The Agrevo materials capture a narrower European thread related to technical contribution and whether the asserted effect is plausible across the claim scope. Where the technical contribution is not plausible across the full scope of the claims, the claims may be found insufficient and/or obvious on the AgrEvo basis.

Topic 2.5: Classical Sufficiency

Classical sufficiency addresses whether the application teaches the invention clearly and completely enough for the skilled person to carry it out across the relevant claim scope. The scope of the claims must be commensurate with the technical effects that the inventor is relying on to support the assertion that an invention has been made.

Two-stage test:

  1. Determine whether the disclosure, read in light of common general knowledge, makes it plausible that the invention will work across the scope of the claim
  2. Consider whether evidence establishes that the invention cannot be performed across the scope without undue burden

Topic 2.6: Biogen Insufficiency

Biogen insufficiency captures a narrower insufficiency concept associated with claims that overreach relative to what the specification actually teaches.
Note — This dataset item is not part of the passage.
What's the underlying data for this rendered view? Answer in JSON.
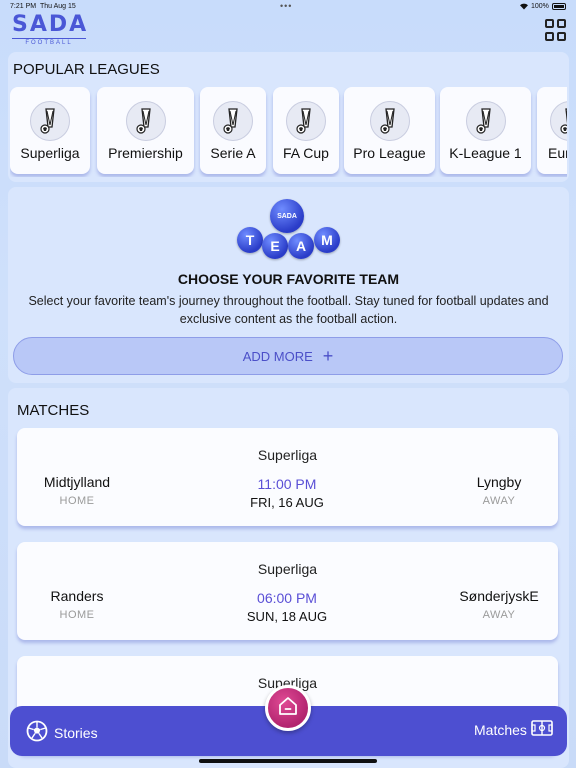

A patent may be revoked where the specification does not disclose the invention clearly and completely enough for it to be performed across the full ambit of the claim.

Topic 2.7: Enablement

Enablement spans Europe, the United States, and parts of Asia. It focuses on whether the specification enables the full claimed scope without undue experimentation, with substantial attention to predictability versus unpredictability across fields.

The specification must allow a person of ordinary skill in the art to make and use the full scope of the claimed invention without undue experimentation. The level of detail required depends on whether the art is predictable or unpredictable.

Predictability varies by field:

  • Unpredictable arts: Antibodies, biotechnology, chemistry — require detailed disclosure
  • Predictable arts: Mechanical systems, electrical circuits — may require less detail

Topic 2.8: Best Mode

The best-mode requirement is a U.S. disclosure obligation. It reflects one of the traditional disclosure-related expectations in U.S. practice and is generally considered a low standard in biomedical inventions.

Source Reference QuickSilver Intellectual Property Services

📥 Disclosure Sufficiency and Support — PDF

Licensed under Creative Commons Attribution-ShareAlike 4.0 International (2026 by QuickSilver IP)

Why This Family Matters

This family is central to patent drafting and review because it asks whether the application does enough to support what is being claimed, especially in unpredictable arts and broad genus claiming.